Optimizing Timing Accuracy Performance of AGI in Experiments

ACT-R (Adaptive Control of Thought - Rational) is a cognitive architecture that provides a framework for developing computational cognitive models that simulate various aspects of human performance in tasks ranging from time perception to decision-making. ACT-R also can be implemented in various programming languages and environments, including graphical user interfaces (GUIs) that facilitate model development, experimentation, and analysis (Anderson 2007, p.135). One of these interfaces is ACT-R graphical user interface (AGI). The compiling time of the AGI can vary depending on several factors related to the design, development environment, and computational resources available (Bothell, 2007). The compilation process for these technologies involves translating the source code into executable binaries or bytecode that can be run on different operating systems with different compiling times (Şahin & Duman, 2023). The fact that AGI’s timing accuracy is very important to obtain highly accurate results, especially in time perception experiments. In this study, a function was developed to enable the AGI interval timing experiment, developed using the Python programming language, to run as close to real time as possible. The function calculates the duration of other functions which are based on the ACT-R model and called to create the user interface during the experiment, then performs the necessary mathematical operations to ensure that this duration is as close as possible to the required trial duration (13s).
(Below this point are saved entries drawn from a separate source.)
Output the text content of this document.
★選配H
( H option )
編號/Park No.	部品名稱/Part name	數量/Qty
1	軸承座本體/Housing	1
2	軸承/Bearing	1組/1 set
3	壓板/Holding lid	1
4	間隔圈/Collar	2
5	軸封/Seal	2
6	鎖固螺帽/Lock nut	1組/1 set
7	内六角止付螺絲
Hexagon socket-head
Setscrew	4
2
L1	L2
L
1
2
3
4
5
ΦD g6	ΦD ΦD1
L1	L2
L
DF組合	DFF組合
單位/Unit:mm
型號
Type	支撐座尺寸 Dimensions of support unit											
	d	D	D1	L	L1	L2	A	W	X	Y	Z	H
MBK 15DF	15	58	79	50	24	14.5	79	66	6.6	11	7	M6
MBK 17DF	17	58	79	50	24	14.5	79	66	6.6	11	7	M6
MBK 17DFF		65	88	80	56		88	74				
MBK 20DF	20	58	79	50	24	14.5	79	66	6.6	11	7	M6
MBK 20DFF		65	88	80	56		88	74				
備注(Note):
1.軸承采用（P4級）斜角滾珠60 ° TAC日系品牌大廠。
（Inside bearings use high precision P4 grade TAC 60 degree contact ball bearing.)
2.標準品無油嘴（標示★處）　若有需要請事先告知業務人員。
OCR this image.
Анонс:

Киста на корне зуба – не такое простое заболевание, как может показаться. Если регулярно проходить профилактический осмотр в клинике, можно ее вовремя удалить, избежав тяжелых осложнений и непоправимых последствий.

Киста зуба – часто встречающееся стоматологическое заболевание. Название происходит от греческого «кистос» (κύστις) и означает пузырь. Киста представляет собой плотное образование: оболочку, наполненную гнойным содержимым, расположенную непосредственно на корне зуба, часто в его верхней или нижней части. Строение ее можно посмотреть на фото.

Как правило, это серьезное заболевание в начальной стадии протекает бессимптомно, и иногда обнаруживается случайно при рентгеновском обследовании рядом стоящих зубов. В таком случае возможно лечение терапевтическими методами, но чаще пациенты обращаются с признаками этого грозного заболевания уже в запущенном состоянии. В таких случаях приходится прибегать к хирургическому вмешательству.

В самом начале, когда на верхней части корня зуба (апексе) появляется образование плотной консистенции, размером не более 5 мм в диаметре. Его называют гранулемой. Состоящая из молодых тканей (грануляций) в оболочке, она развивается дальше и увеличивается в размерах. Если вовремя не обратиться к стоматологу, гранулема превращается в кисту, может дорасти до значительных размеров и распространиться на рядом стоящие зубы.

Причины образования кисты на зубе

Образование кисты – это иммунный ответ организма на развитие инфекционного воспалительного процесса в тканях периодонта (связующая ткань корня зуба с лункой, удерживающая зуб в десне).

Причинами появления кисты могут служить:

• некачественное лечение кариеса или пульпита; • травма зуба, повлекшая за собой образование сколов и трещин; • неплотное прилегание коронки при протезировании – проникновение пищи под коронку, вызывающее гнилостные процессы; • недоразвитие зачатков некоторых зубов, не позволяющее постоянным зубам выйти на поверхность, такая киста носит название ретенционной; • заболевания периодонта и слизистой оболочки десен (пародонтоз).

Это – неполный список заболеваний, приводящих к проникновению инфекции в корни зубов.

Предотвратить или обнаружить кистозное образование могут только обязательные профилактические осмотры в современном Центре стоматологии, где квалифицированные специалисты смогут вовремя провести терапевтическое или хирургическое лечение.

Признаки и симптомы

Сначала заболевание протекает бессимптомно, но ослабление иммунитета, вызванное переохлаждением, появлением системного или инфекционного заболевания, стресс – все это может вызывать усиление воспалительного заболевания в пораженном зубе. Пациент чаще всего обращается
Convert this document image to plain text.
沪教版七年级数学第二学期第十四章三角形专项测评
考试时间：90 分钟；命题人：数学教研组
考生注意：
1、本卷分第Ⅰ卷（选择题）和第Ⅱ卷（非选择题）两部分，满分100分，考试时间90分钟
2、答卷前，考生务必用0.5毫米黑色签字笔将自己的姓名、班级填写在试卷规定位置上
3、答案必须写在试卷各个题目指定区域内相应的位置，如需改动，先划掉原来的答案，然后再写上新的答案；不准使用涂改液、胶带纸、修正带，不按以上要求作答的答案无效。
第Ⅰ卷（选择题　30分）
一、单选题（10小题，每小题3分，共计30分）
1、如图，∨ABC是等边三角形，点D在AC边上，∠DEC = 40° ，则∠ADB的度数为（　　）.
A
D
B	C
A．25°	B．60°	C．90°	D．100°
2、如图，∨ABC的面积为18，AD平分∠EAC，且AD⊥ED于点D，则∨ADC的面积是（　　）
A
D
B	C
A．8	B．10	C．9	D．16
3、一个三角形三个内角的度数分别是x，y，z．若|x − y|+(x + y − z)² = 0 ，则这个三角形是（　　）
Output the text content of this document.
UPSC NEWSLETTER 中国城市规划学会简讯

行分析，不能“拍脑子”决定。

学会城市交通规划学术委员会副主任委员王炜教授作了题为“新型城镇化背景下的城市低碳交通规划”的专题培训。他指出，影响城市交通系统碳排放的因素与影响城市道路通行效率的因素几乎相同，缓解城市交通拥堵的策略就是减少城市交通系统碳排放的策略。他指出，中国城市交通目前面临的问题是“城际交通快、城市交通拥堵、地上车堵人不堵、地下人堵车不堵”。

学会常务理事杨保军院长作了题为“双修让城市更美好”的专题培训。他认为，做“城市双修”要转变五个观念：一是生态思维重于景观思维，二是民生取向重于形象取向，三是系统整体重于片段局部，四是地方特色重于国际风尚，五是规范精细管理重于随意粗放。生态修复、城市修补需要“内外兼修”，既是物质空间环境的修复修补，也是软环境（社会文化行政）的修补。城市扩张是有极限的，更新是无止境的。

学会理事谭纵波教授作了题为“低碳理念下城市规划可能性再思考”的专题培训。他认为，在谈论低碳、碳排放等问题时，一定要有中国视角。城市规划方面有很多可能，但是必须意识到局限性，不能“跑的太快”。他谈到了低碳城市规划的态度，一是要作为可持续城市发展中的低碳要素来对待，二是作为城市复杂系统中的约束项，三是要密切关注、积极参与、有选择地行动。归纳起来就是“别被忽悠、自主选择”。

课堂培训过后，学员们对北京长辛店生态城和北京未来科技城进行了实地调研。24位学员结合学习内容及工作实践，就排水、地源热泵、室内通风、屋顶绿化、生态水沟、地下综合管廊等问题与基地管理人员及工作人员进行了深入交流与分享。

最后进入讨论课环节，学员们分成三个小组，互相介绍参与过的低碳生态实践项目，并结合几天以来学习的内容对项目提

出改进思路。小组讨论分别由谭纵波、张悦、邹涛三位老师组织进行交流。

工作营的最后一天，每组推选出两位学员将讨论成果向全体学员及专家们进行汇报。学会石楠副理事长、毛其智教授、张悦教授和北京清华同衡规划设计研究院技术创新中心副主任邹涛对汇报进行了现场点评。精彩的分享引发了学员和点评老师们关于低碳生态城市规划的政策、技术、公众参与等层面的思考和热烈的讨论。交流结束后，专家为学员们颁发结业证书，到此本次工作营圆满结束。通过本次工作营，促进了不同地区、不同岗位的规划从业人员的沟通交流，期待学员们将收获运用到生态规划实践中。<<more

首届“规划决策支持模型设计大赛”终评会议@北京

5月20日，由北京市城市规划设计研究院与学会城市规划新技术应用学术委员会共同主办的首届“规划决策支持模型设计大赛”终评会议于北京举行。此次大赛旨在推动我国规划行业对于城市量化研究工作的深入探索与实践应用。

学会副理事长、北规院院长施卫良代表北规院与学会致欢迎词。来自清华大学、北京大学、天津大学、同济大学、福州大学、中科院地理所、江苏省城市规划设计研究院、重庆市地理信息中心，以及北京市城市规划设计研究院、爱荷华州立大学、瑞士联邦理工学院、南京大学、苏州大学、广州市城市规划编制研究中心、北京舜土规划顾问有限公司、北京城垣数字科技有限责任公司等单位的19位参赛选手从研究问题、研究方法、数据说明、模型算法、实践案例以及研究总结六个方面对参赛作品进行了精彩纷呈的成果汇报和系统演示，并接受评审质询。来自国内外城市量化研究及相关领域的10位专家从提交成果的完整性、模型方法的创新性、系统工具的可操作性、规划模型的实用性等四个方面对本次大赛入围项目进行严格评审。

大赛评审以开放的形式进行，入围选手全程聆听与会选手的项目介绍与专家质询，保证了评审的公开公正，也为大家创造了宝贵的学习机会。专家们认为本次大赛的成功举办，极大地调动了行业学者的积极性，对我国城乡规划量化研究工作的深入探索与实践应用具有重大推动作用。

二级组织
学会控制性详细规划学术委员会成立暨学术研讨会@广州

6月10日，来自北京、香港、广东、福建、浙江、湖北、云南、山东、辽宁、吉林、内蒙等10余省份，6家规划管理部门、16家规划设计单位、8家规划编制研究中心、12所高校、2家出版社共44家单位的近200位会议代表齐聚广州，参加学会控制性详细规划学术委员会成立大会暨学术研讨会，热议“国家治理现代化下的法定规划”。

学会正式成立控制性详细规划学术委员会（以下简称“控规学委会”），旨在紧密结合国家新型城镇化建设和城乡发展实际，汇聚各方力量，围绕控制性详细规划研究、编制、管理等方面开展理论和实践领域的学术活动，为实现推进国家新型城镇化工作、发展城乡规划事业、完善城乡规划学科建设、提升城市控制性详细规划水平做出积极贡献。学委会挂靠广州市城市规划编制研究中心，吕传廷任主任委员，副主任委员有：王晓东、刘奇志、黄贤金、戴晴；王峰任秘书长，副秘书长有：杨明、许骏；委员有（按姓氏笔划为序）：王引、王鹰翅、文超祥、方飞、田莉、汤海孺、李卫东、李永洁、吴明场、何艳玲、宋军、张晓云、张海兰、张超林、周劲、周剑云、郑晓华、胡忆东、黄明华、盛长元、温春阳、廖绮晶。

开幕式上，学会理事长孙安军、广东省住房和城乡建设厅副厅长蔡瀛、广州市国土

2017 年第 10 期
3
In the experiment, there is a letter condition with a letter recognition task and an addition condition involving the sum of two numbers. In the experiments conducted before using the function, it was observed that the letter condition, which should take 13s, took an average of 15.67s and the addition condition took 15.18s. According to the results obtained after this function was added, it was observed that the letter condition took 14.11s on average and the addition condition took 13.3s on average. With the inclusion of the function, the trial time was found to be closer to the original time of 13s. As a result, the study provides an improvement in the use of AGI as a graphical user interface in experiments with humans. It also shows that functions related to timing accuracy can be added in Python-based experiment design.